Category: 2025 MIHW Supplement: Expert Insights
Obsolete
Summary
Weaknesses in this category were not included in the 2025 Most Important Hardware Weaknesses (MIHW) because they did not have sufficient weakness data to support their inclusion. However, they stand out as expert-driven selections. Each of these weaknesses received high scores from Subject Matter Experts, reflecting strong consensus among those with deep domain knowledge.
Membership
| ID | Name | Description |
|---|---|---|
| CWE-1231 | Improper Prevention of Lock Bit Modification | The product uses a trusted lock bit for restricting access to registers, address regions, or other resources, but the product does not prevent the value of the lock bit from being modified after it has been set. |
| CWE-1233 | Security-Sensitive Hardware Controls with Missing Lock Bit Protection | The product uses a register lock bit protection mechanism, but it does not ensure that the lock bit prevents modification of system registers or controls that perform changes to important hardware system configuration. |
| CWE-1244 | Internal Asset Exposed to Unsafe Debug Access Level or State | The product uses physical debug or test interfaces with support for multiple access levels, but it assigns the wrong debug access level to an internal asset, providing unintended access to the asset from untrusted debug agents. |
| CWE-1272 | Sensitive Information Uncleared Before Debug/Power State Transition | The product performs a power or debug state transition, but it does not clear sensitive information that should no longer be accessible due to changes to information access restrictions. |
| CWE-1431 | Driving Intermediate Cryptographic State/Results to Hardware Module Outputs | The product uses a hardware module implementing a cryptographic algorithm that writes sensitive information about the intermediate state or results of its cryptographic operations via one of its output wires (typically the output port containing the final result). |
| CWE-1432 | Weaknesses in the 2025 CWE Most Important Hardware Weaknesses List | CWE entries in this view are listed in the 2025 CWE Most Important Hardware Weaknesses List, as determined by the Hardware CWE Special Interest Group (HW CWE SIG).

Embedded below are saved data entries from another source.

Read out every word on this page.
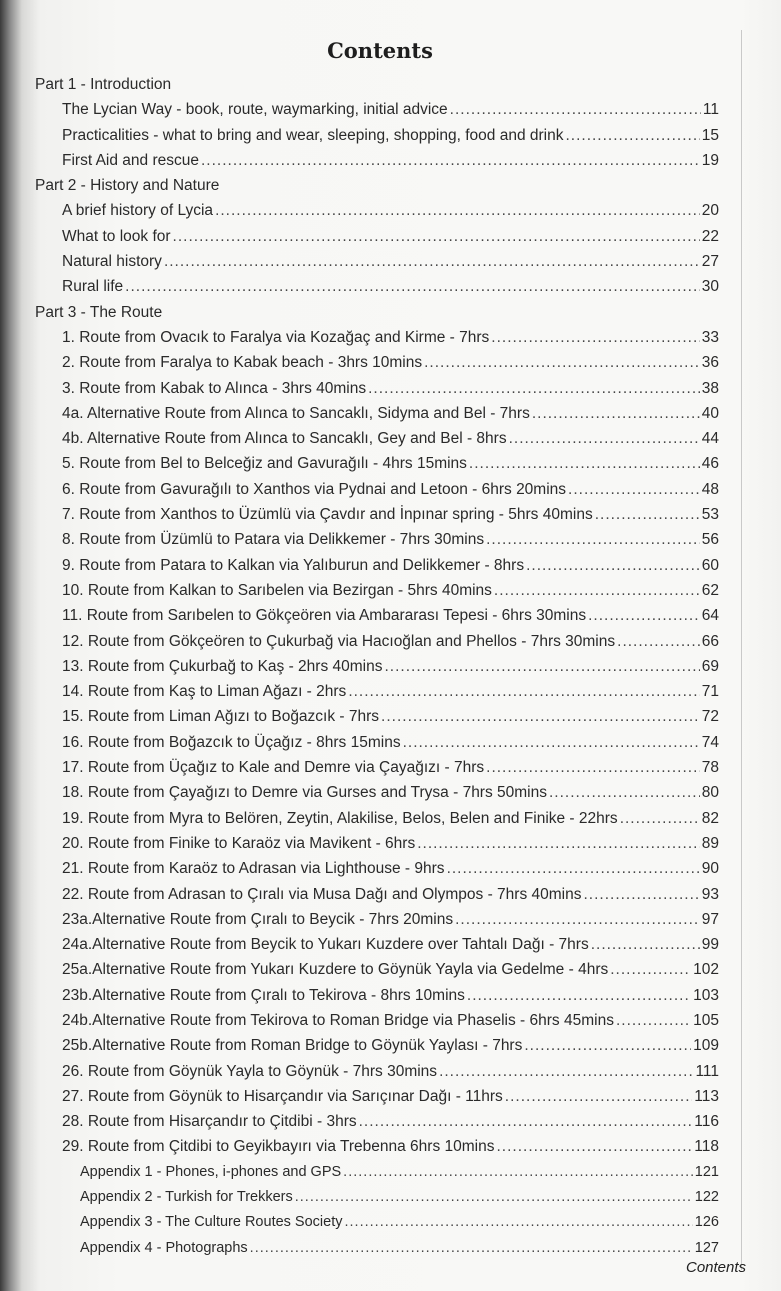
Contents
Part 1 - Introduction
The Lycian Way - book, route, waymarking, initial advice .....	11
Practicalities - what to bring and wear, sleeping, shopping, food and drink .....	15
First Aid and rescue .....	19
Part 2 - History and Nature
A brief history of Lycia .....	20
What to look for .....	22
Natural history .....	27
Rural life .....	30
Part 3 - The Route
1. Route from Ovacık to Faralya via Kozağaç and Kirme - 7hrs .....	33
2. Route from Faralya to Kabak beach - 3hrs 10mins .....	36
3. Route from Kabak to Alınca - 3hrs 40mins .....	38
4a. Alternative Route from Alınca to Sancaklı, Sidyma and Bel - 7hrs .....	40
4b. Alternative Route from Alınca to Sancaklı, Gey and Bel - 8hrs .....	44
5. Route from Bel to Belceğiz and Gavurağılı - 4hrs 15mins .....	46
6. Route from Gavurağılı to Xanthos via Pydnai and Letoon - 6hrs 20mins .....	48
7. Route from Xanthos to Üzümlü via Çavdır and İnpınar spring - 5hrs 40mins .....	53
8. Route from Üzümlü to Patara via Delikkemer - 7hrs 30mins .....	56
9. Route from Patara to Kalkan via Yalıburun and Delikkemer - 8hrs .....	60
10. Route from Kalkan to Sarıbelen via Bezirgan - 5hrs 40mins .....	62
11. Route from Sarıbelen to Gökçeören via Ambararası Tepesi - 6hrs 30mins .....	64
12. Route from Gökçeören to Çukurbağ via Hacıoğlan and Phellos - 7hrs 30mins .....	66
13. Route from Çukurbağ to Kaş - 2hrs 40mins .....	69
14. Route from Kaş to Liman Ağazı - 2hrs .....	71
15. Route from Liman Ağızı to Boğazcık - 7hrs .....	72
16. Route from Boğazcık to Üçağız - 8hrs 15mins .....	74
17. Route from Üçağız to Kale and Demre via Çayağızı - 7hrs .....	78
18. Route from Çayağızı to Demre via Gurses and Trysa - 7hrs 50mins .....	80
19. Route from Myra to Belören, Zeytin, Alakilise, Belos, Belen and Finike - 22hrs .....	82
20. Route from Finike to Karaöz via Mavikent - 6hrs .....	89
21. Route from Karaöz to Adrasan via Lighthouse - 9hrs .....	90
22. Route from Adrasan to Çıralı via Musa Dağı and Olympos - 7hrs 40mins .....	93
23a.Alternative Route from Çıralı to Beycik - 7hrs 20mins .....	97
24a.Alternative Route from Beycik to Yukarı Kuzdere over Tahtalı Dağı - 7hrs .....	99
25a.Alternative Route from Yukarı Kuzdere to Göynük Yayla via Gedelme - 4hrs .....	102
23b.Alternative Route from Çıralı to Tekirova - 8hrs 10mins .....	103
24b.Alternative Route from Tekirova to Roman Bridge via Phaselis - 6hrs 45mins .....	105
25b.Alternative Route from Roman Bridge to Göynük Yaylası - 7hrs .....	109
26. Route from Göynük Yayla to Göynük - 7hrs 30mins .....	111
27. Route from Göynük to Hisarçandır via Sarıçınar Dağı - 11hrs .....	113
28. Route from Hisarçandır to Çitdibi - 3hrs .....	116
29. Route from Çitdibi to Geyikbayırı via Trebenna 6hrs 10mins .....	118
Appendix 1 - Phones, i-phones and GPS .....	121
Appendix 2 - Turkish for Trekkers .....	122
Appendix 3 - The Culture Routes Society .....	126
Appendix 4 - Photographs .....	127
Contents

The 2025 MIHW aims to drive awareness of critical hardware weaknesses and provide the cybersecurity community with practical guidance to prevent security issues at the source. By combining advanced data analysis with expert consensus, the list helps organizations prioritize mitigations, strengthen design practices, and make informed decisions throughout the hardware lifecycle. |
Vulnerability Mapping Notes
Usage: Prohibited
Reasons: Category
Rationale:
This entry is a Category. Using categories for mapping has been discouraged since 2019. Categories are informal organizational groupings of weaknesses that can help CWE users with data aggregation, navigation, and browsing. However, they are not weaknesses in themselves.
Comment:
See member weaknesses of this category.